@qvac/classification-ggml

GGML-powered image classification addon for QVAC. Runs a fine-tuned MobileNetV3-Small 3-class triage CNN on the CPU backend of libggml and exposes a small, stable JavaScript API. Now intended for a specific image triage, but can be easily adapted for other classification tasks.

Property	Value
Model	MobileNetV3-Small (3 classes)
Parameters	~2.5 M
Weights	FP16 GGUF, 2.94 MB, bundled in this package
Input	JPEG, PNG, or raw RGB bytes
Resize target	224 × 224 (bilinear)
Normalization	ImageNet mean/std
Backend	`libggml` CPU (no GPU dependency)

Package name: @qvac/classification-ggml
Directory: packages/classification-ggml

Install

This addon is published to the @qvac scope and consumed like any other QVAC native addon. When used from the monorepo, npm install resolves @qvac/infer-base and @qvac/logging via the workspace.

Quickstart

const ImageClassifier = require('@qvac/classification-ggml')
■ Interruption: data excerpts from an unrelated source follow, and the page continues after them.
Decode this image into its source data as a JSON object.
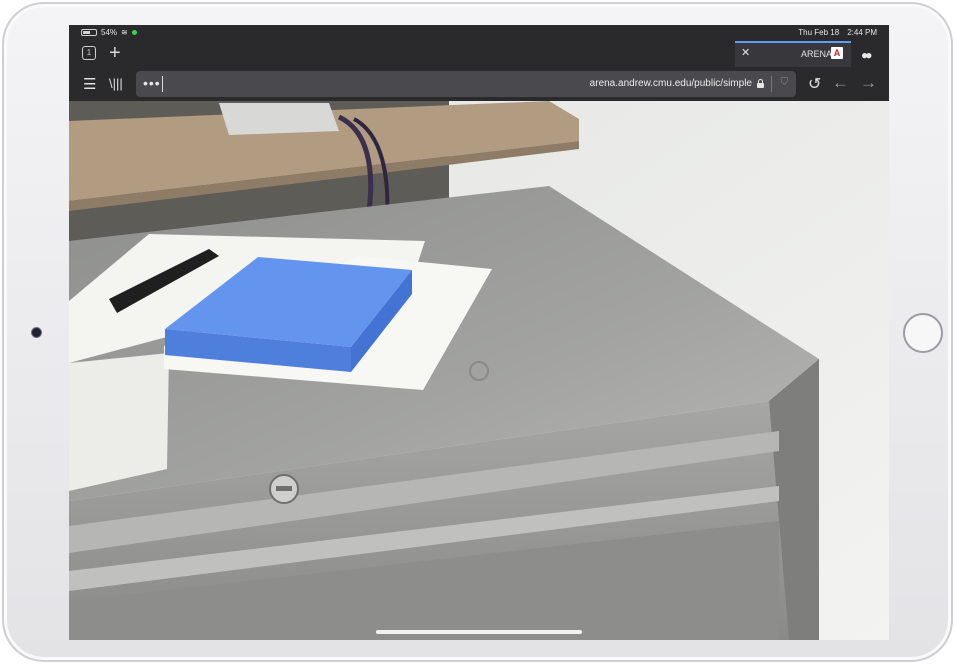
{
  "status_bar": {
    "time": "2:44 PM",
    "date": "Thu Feb 18",
    "battery": "54%",
    "wifi_icon": "wifi-icon"
  },
  "tabs": {
    "count": "1",
    "new_tab_icon": "plus-icon",
    "active_tab": {
      "title": "ARENA",
      "close_icon": "close-icon"
    }
  },
  "nav": {
    "url": "arena.andrew.cmu.edu/public/simple",
    "more_label": "•••",
    "menu_icon": "hamburger-icon",
    "library_icon": "library-icon"
  },
  "scene": {
    "object": "blue-box",
    "object_color": "#5b8ee6"
  },
  "colors": {
    "chrome": "#2a2a2d",
    "url_bar": "#4a4a4e",
    "progress": "#5b9df9"
  }
}
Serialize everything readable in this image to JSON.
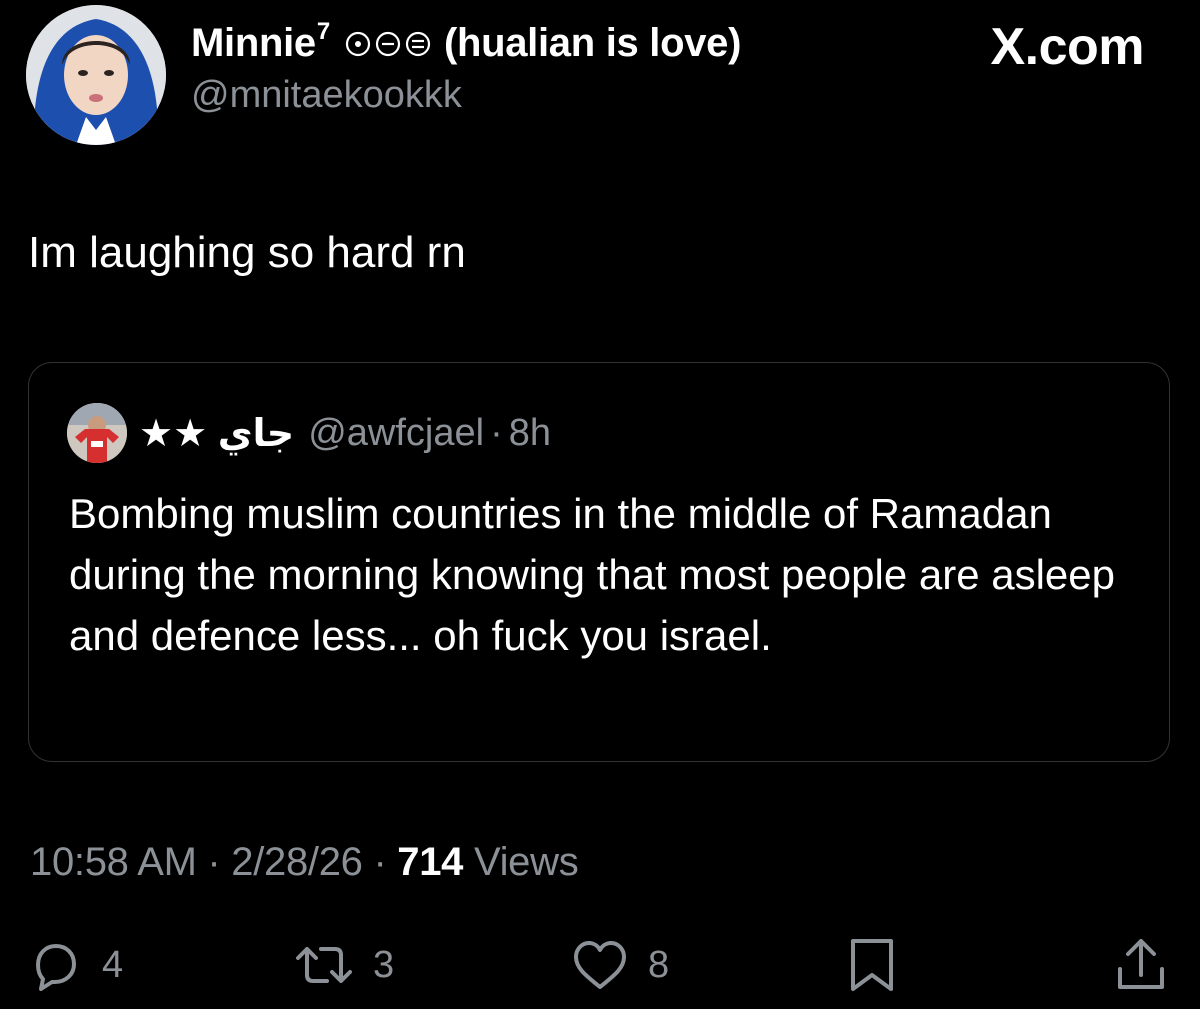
{
  "site": {
    "brand": "X.com"
  },
  "author": {
    "display_name": "Minnie",
    "superscript": "7",
    "name_suffix": "(hualian is love)",
    "handle": "@mnitaekookkk"
  },
  "tweet": {
    "text": "Im laughing so hard rn"
  },
  "quote": {
    "display_name": "★★ جاي",
    "handle": "@awfcjael",
    "separator": "·",
    "time": "8h",
    "text": "Bombing muslim countries in the middle of Ramadan during the morning knowing that most people are asleep and defence less... oh fuck you israel."
  },
  "meta": {
    "time": "10:58 AM",
    "separator1": " · ",
    "date": "2/28/26",
    "separator2": " · ",
    "views_count": "714",
    "views_label": " Views"
  },
  "actions": {
    "replies": "4",
    "reposts": "3",
    "likes": "8"
  },
  "colors": {
    "background": "#000000",
    "text_primary": "#ffffff",
    "text_secondary": "#8b9196",
    "border": "#2f3336"
  },
  "icons": [
    "reply-icon",
    "repost-icon",
    "like-icon",
    "bookmark-icon",
    "share-icon"
  ]
}
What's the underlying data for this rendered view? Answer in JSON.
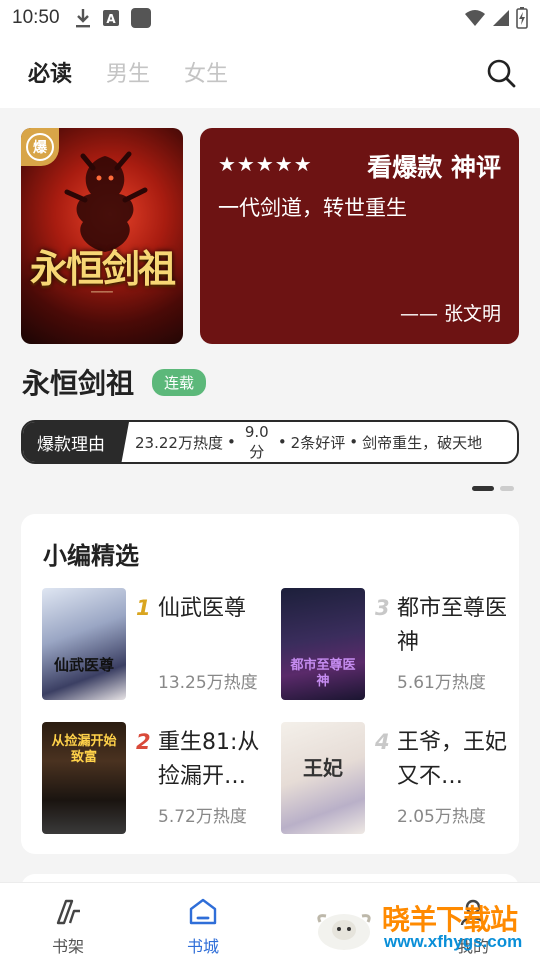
{
  "status_bar": {
    "time": "10:50"
  },
  "tabs": [
    {
      "label": "必读",
      "active": true
    },
    {
      "label": "男生",
      "active": false
    },
    {
      "label": "女生",
      "active": false
    }
  ],
  "banner": {
    "cover_title": "永恒剑祖",
    "cover_badge": "爆",
    "stars": "★★★★★",
    "review_tag": "看爆款 神评",
    "review_quote": "一代剑道，转世重生",
    "review_author": "—— 张文明"
  },
  "book": {
    "title": "永恒剑祖",
    "status": "连载"
  },
  "reason": {
    "label": "爆款理由",
    "heat": "23.22万热度",
    "score": "9.0分",
    "reviews": "2条好评",
    "tagline": "剑帝重生，破天地"
  },
  "picks": {
    "title": "小编精选",
    "items": [
      {
        "rank": "1",
        "name": "仙武医尊",
        "heat": "13.25万热度",
        "rank_color": "#d9a520",
        "cover_text": "仙武医尊"
      },
      {
        "rank": "3",
        "name": "都市至尊医神",
        "heat": "5.61万热度",
        "rank_color": "#c8c8c8",
        "cover_text": "都市至尊医神"
      },
      {
        "rank": "2",
        "name": "重生81:从捡漏开…",
        "heat": "5.72万热度",
        "rank_color": "#d94a3a",
        "cover_text": "从捡漏开始致富"
      },
      {
        "rank": "4",
        "name": "王爷，王妃又不…",
        "heat": "2.05万热度",
        "rank_color": "#c8c8c8",
        "cover_text": "王妃"
      }
    ]
  },
  "bottom_nav": [
    {
      "label": "书架",
      "icon": "bookshelf-icon",
      "active": false
    },
    {
      "label": "书城",
      "icon": "bookstore-icon",
      "active": true
    },
    {
      "label": "我的",
      "icon": "profile-icon",
      "active": false
    }
  ],
  "watermark": {
    "text": "晓羊下载站",
    "url": "www.xfhygs.com"
  },
  "colors": {
    "accent": "#2f6ed8",
    "review_bg": "#6d1313",
    "status_tag": "#5cb87a"
  }
}
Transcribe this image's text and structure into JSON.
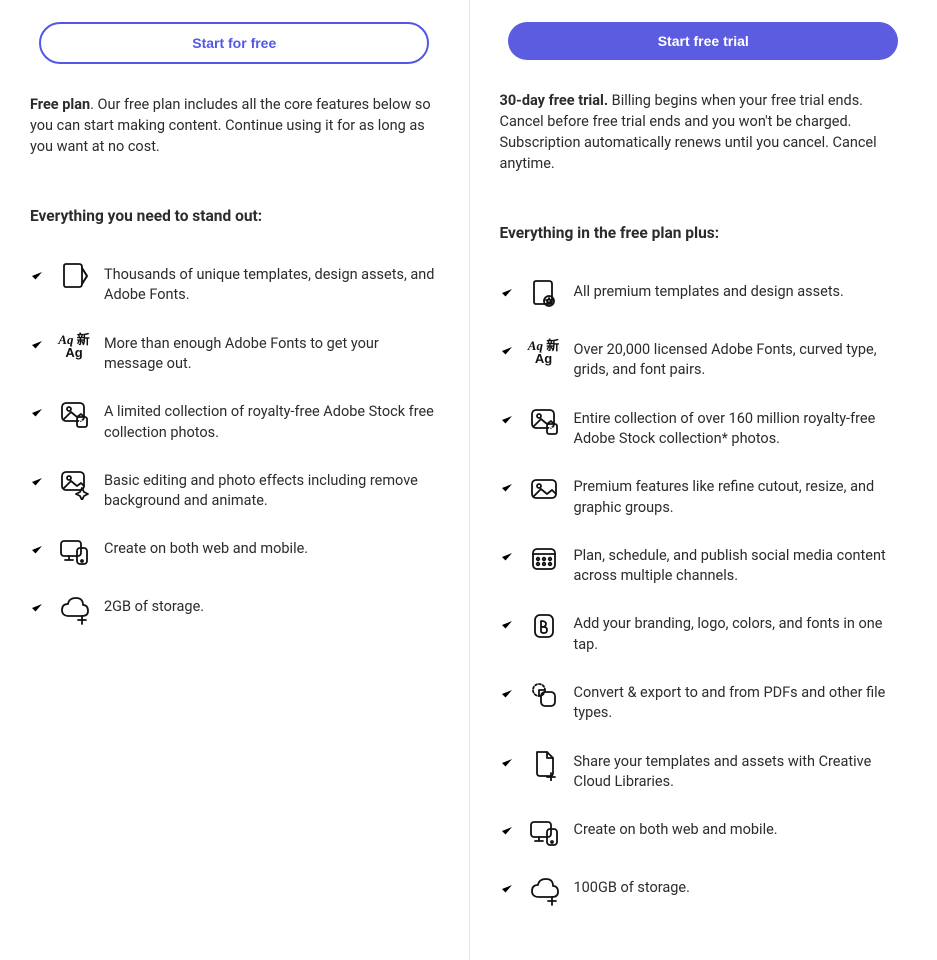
{
  "left": {
    "button": "Start for free",
    "desc_bold": "Free plan",
    "desc_rest": ". Our free plan includes all the core features below so you can start making content. Continue using it for as long as you want at no cost.",
    "heading": "Everything you need to stand out:",
    "features": [
      "Thousands of unique templates, design assets, and Adobe Fonts.",
      "More than enough Adobe Fonts to get your message out.",
      "A limited collection of royalty-free Adobe Stock free collection photos.",
      "Basic editing and photo effects including remove background and animate.",
      "Create on both web and mobile.",
      "2GB of storage."
    ]
  },
  "right": {
    "button": "Start free trial",
    "desc_bold": "30-day free trial.",
    "desc_rest": " Billing begins when your free trial ends. Cancel before free trial ends and you won't be charged. Subscription automatically renews until you cancel. Cancel anytime.",
    "heading": "Everything in the free plan plus:",
    "features": [
      "All premium templates and design assets.",
      "Over 20,000 licensed Adobe Fonts, curved type, grids, and font pairs.",
      "Entire collection of over 160 million royalty-free Adobe Stock collection* photos.",
      "Premium features like refine cutout, resize, and graphic groups.",
      "Plan, schedule, and publish social media content across multiple channels.",
      "Add your branding, logo, colors, and fonts in one tap.",
      "Convert & export to and from PDFs and other file types.",
      "Share your templates and assets with Creative Cloud Libraries.",
      "Create on both web and mobile.",
      "100GB of storage."
    ]
  }
}
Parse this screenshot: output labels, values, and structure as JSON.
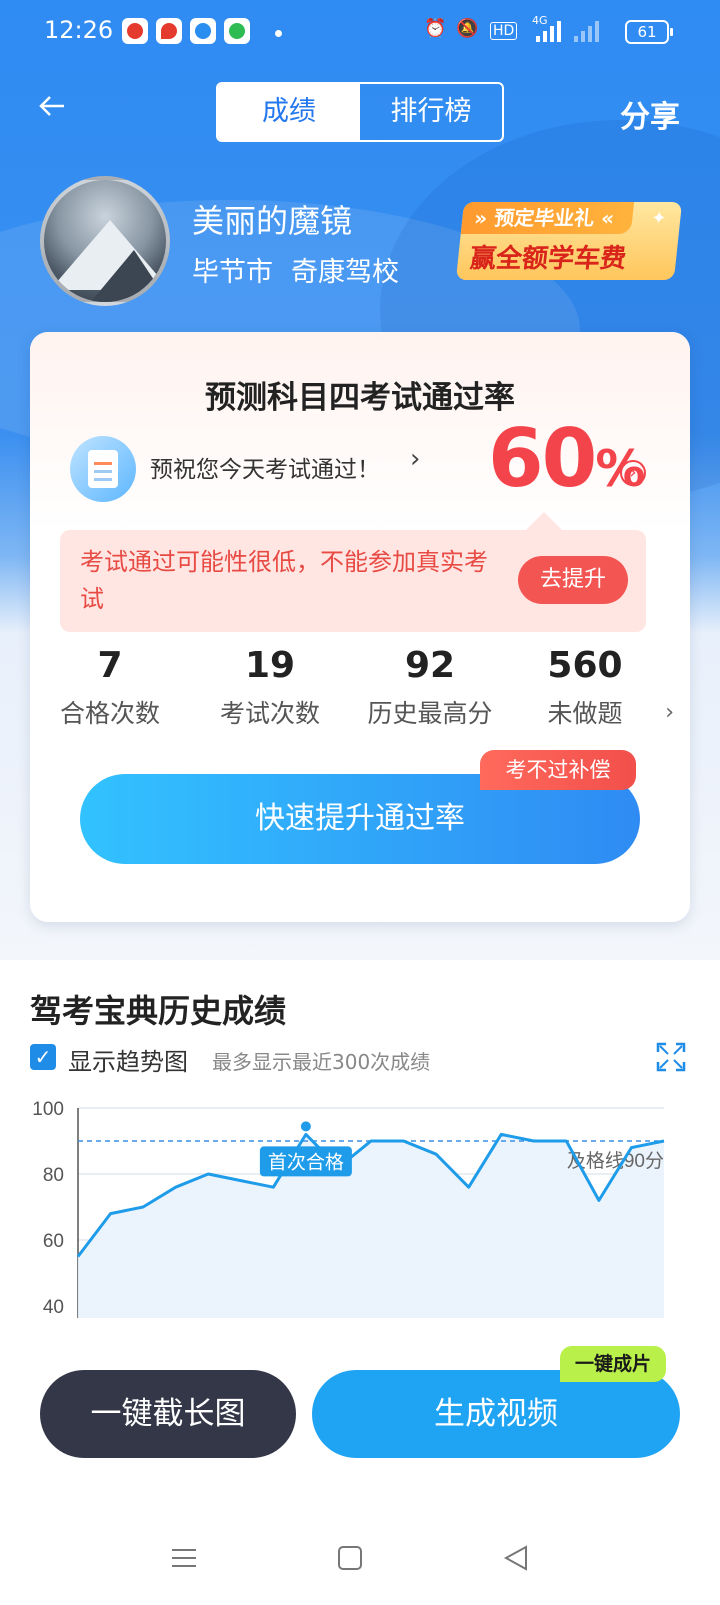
{
  "status_bar": {
    "time": "12:26",
    "battery": "61",
    "hd": "HD",
    "net": "4G"
  },
  "header": {
    "tabs": [
      {
        "label": "成绩",
        "active": true
      },
      {
        "label": "排行榜",
        "active": false
      }
    ],
    "share": "分享"
  },
  "profile": {
    "name": "美丽的魔镜",
    "city": "毕节市",
    "school": "奇康驾校"
  },
  "promo": {
    "top": "预定毕业礼",
    "main": "赢全额学车费"
  },
  "card": {
    "title": "预测科目四考试通过率",
    "wish": "预祝您今天考试通过！",
    "rate_value": "60",
    "rate_unit": "%",
    "warning": "考试通过可能性很低，不能参加真实考试",
    "improve_button": "去提升",
    "stats": [
      {
        "value": "7",
        "label": "合格次数"
      },
      {
        "value": "19",
        "label": "考试次数"
      },
      {
        "value": "92",
        "label": "历史最高分"
      },
      {
        "value": "560",
        "label": "未做题"
      }
    ],
    "cta": "快速提升通过率",
    "cta_tag": "考不过补偿"
  },
  "history": {
    "title": "驾考宝典历史成绩",
    "show_trend": "显示趋势图",
    "note": "最多显示最近300次成绩",
    "first_pass": "首次合格",
    "pass_line_label": "及格线90分"
  },
  "chart_data": {
    "type": "area",
    "y_ticks": [
      "100",
      "80",
      "60",
      "40"
    ],
    "ylim": [
      40,
      100
    ],
    "pass_line": 90,
    "values": [
      55,
      68,
      70,
      76,
      80,
      78,
      76,
      92,
      82,
      90,
      90,
      86,
      76,
      92,
      90,
      90,
      72,
      88,
      90
    ],
    "first_pass_index": 7,
    "color": "#1e9be9"
  },
  "actions": {
    "screenshot": "一键截长图",
    "video": "生成视频",
    "video_tag": "一键成片"
  }
}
const classifier = new ImageClassifier()
await classifier.load()

const imageBuffer = fs.readFileSync('./my-image.jpg')
const result = await classifier.classify(imageBuffer)
// [ { label: 'food',   confidence: 0.93 },
//   { label: 'other',  confidence: 0.05 },
//   { label: 'report', confidence: 0.02 } ]

await classifier.unload()

Raw RGB input

const result = await classifier.classify(rgbBuffer, {
  width: 320,
  height: 240,
  channels: 3,
})

topK filter

By default classify() returns one entry per class, sorted from most likely to least likely. Pass topK: N to keep only the top N results — for example topK: 1 returns just the single highest-scoring class:

const best = await classifier.classify(buf, { topK: 1 })

API

Method	Description
`new ImageClassifier(opts?)`	`opts = { modelPath?, logger?, nativeLogger? }`
`await load()`	Initialises the GGML backend and loads weights. Idempotent.
`await classify(buffer, options?)`	Runs inference. Returns `[{ label, confidence }, …]` sorted descending.
`await unload()`	Releases native resources. Safe to call again.
`await destroy()`	Releases resources and marks the instance as destroyed.
`getState()`	Returns `{ configLoaded, destroyed }`.

See index.d.ts for the full TypeScript surface.

Parameters

`new ImageClassifier(opts?)`

All constructor options are optional.

Option	Type	Default	Description
`modelPath`	`string`	Bundled `weights/mobilenetv3_3class_v3_fp16.gguf`	Absolute path to an FP16 GGUF file. Override only when pointing at a custom fine-tune produced by the ONNX→GGUF conversion guide. Also overridable via the `QVAC_CLASSIFICATION_MODEL_PATH` env variable.
`logger`	`QvacLogger`-shaped	`null`	A sink with optional `error / warn / info / debug(msg)` methods (compatible with `@qvac/logging`). Receives JS-side `info` from a successful `load()` and `error` from a failed `load()`. With `nativeLogger: true`, also receives forwarded native `LogMsg` events at `info` level. Always honoured, regardless of `nativeLogger`.
`nativeLogger`	`boolean`	`false`	When `true`, native C++ `QLOG(...)` lines from inside the addon's model-loading and graph code are forwarded to `logger`. Disabled by default because the underlying `qvac-lib-inference-addon-cpp` logger is a process-wide singleton with a static `uv_async_t` that is not safe across rapid create/destroy cycles (e.g. in tests).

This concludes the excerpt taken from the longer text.